33. Finał Wielkiej Orkiestry Świątecznej Pomocy już w niedzielę, 26 stycznia. Zebrane pieniądze wesprą dziecięcą onkologię i hematologię. Liczy się każdy grosz, a razem możemy więcej. Sześcioletnia Pola i jej historia udowadniają, że wspierając Orkiestrę, wspieramy chore dzieci.
Pola dumnie nosi koronę. Jest nie tylko małą księżniczką, ale też wolontariuszką. Gdyby nie sprzęt Wielkiej Orkiestry Świątecznej Pomocy, nie udałoby się jej uratować.
- Mieliśmy najgorszą z możliwych diagnoz: krytyczna wada serca. Na szczęście trafiliśmy na świetnych lekarzy ze świetnym sprzętem - powiedziała Edyta Wykurz, mama Poli.
Sprzętem z czerwonymi serduszkami, takimi jak to na koszulce Poli. Dziewczynka ma dziś sześć lat. Już w łonie matki miała pierwszą poważną operację poszerzania zastawki aortalnej. Po urodzeniu - dwie kolejne skomplikowane operacje na otwartym sercu.
Wielokrotnie korzystała i nadal korzysta ze sprzętu zakupionego przez Orkiestrę. Dzięki temu rośnie i prawidłowo się rozwija.
- W życiu by mi do głowy nie przyszło, że akurat będziemy musieli korzystać i że Orkiestra tak naprawdę powstała dla takich dzieci jak Pola. (...). Wspieramy każdy Finał, teraz już razem z Polą wrzucamy do puszek i głosimy dobrą nowinę. Jeżeli ktoś nie wierzy, to my dajemy przykład, że tak, to prawda, ten sprzęt jest i pomaga - powiedziała mama Poli.
Takich dzieci jak Pola w całej Polsce są dziesiątki tysięcy. Niemal na każdym oddziale pediatrycznym działa "oserduszkowany" sprzęt. Wkrótce zostanie zakupiony nowy, za pieniądze zebrane podczas tegorocznego, 33. Finału.

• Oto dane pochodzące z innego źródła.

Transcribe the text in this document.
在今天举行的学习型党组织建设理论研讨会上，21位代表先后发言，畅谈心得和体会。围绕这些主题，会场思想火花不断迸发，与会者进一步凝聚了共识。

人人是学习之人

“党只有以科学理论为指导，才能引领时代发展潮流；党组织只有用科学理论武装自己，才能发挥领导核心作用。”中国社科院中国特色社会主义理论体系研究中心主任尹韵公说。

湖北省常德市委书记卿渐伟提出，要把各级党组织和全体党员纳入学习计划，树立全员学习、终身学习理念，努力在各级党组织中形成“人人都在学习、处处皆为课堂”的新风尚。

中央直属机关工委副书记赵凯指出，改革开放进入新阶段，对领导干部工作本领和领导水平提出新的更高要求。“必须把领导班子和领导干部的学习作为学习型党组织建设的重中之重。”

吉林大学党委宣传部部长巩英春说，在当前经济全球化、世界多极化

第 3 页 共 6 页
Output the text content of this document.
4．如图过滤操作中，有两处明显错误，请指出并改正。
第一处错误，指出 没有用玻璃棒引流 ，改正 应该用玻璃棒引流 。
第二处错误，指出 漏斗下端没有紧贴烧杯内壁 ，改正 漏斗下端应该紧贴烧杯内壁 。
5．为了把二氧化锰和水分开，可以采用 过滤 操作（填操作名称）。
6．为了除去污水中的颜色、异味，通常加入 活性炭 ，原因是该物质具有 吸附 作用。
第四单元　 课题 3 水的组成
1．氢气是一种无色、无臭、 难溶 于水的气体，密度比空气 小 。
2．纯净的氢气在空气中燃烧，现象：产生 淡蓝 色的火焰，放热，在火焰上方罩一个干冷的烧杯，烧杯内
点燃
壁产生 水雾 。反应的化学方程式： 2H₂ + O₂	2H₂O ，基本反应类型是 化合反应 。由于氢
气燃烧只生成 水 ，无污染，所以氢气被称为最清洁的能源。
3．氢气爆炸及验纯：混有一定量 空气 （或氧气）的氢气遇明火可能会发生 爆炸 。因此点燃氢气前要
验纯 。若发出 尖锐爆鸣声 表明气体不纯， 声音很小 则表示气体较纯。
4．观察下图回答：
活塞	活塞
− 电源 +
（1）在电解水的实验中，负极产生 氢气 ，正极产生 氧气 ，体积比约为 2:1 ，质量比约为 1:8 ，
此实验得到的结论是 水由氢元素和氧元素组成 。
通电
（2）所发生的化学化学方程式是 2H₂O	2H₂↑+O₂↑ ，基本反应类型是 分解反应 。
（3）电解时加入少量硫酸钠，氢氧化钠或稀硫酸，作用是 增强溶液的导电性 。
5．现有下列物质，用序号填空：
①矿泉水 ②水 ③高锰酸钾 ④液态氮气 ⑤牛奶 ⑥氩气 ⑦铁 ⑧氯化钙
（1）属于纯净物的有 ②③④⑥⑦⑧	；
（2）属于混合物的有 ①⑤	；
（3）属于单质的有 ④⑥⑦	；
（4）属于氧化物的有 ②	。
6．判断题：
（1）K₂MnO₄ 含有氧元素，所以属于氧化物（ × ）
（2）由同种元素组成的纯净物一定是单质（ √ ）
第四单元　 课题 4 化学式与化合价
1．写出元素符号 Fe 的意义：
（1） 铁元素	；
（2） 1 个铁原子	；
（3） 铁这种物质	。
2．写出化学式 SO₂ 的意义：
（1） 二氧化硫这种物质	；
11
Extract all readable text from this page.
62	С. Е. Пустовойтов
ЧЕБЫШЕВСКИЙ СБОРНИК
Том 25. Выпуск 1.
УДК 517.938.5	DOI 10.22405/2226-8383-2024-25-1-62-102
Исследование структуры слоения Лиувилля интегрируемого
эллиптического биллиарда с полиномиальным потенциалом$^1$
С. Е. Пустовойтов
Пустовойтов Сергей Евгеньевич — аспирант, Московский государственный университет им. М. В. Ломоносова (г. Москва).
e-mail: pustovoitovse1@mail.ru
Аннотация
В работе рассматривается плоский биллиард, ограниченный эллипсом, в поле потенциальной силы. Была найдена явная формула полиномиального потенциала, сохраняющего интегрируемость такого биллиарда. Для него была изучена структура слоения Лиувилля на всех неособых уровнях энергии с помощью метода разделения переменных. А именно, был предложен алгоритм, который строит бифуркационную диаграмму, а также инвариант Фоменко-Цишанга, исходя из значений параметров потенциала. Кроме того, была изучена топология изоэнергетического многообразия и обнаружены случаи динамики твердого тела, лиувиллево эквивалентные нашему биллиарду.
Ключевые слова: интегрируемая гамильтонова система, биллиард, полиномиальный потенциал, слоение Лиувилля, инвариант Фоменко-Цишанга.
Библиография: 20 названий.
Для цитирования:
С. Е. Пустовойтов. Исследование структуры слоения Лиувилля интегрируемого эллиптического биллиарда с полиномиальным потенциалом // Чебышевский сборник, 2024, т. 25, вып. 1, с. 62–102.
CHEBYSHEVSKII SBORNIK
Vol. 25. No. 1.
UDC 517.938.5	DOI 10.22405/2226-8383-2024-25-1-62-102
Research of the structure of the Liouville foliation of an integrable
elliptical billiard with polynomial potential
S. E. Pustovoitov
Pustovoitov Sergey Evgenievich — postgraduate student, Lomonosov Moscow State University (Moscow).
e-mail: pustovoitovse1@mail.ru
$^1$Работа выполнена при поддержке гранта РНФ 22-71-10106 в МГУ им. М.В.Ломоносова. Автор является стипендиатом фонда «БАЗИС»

- Jest nam szczególnie bliski, ponieważ cała zbiórka przeznaczona będzie na środki na onkologię i hematologię dziecięcą - oświadczyła Małgorzata Sawicka-Żukowska, kierownik Kliniki Pediatrii, Onkologii i Hematologii w Białymstoku. - Potrzeby są ogromne - dodała.
Liczy się każda złotówka
Liczby mówią same za siebie. Nowe terapie pozwalają skuteczniej leczyć. - Dzięki temu coraz więcej dzieci udaje się uratować, są jednostki chorobowe, których wyniki leczenia są znakomite, typu 95-98 procent wyleczenia - poinformował prof. Krzysztof Kałwak z Uniwersyteckiego Szpitala Klinicznego we Wrocławiu.
- Kiedy ogłaszamy konkurs ofert i mówimy, ile i jakie urządzenia będziemy kupować, w tym momencie każde urządzenie ma adresata, wiadomo, gdzie ono trafi - oświadczył prof. Bohdan Maruszewski, kardiochirurg i wiceprezes zarządu WOŚP.
Dlatego liczy się każda złotówka wrzucona do puszek.
ZOBACZ TEŻ: Ukradł dwie puszki WOŚP, chce się poddać karze
Alpiniści i kolejarze grają z WOŚP
Chociaż do Finału zostało jeszcze kilka dni, alpiniści ramię w ramię ze strażakami już odwiedzają pacjentów. Mówią, że sami w ten sposób "ładują swoje baterie".
Pociąg do pomagania w tym roku mają też Polskie Koleje Państwowe. Z Helu i Zakopanego prosto do Warszawy na 33. Finał WOŚP pojadą dwa specjalnie oklejone składy. Dowiozą podróżujących pod scenę Orkiestry na błoniach Stadionu Narodowego. W wagonach będą funkcjonowały mobilne gabinety lekarskie.
- W których będzie można poddać się badaniom, między innymi zbadać poziom cukru, określić indeks masy ciała, ale także skonsultować się z psychologiem, z okulistą czy z ratownikiem medycznym - wymienił Michał Stilger, rzecznik prasowy PKP S.A.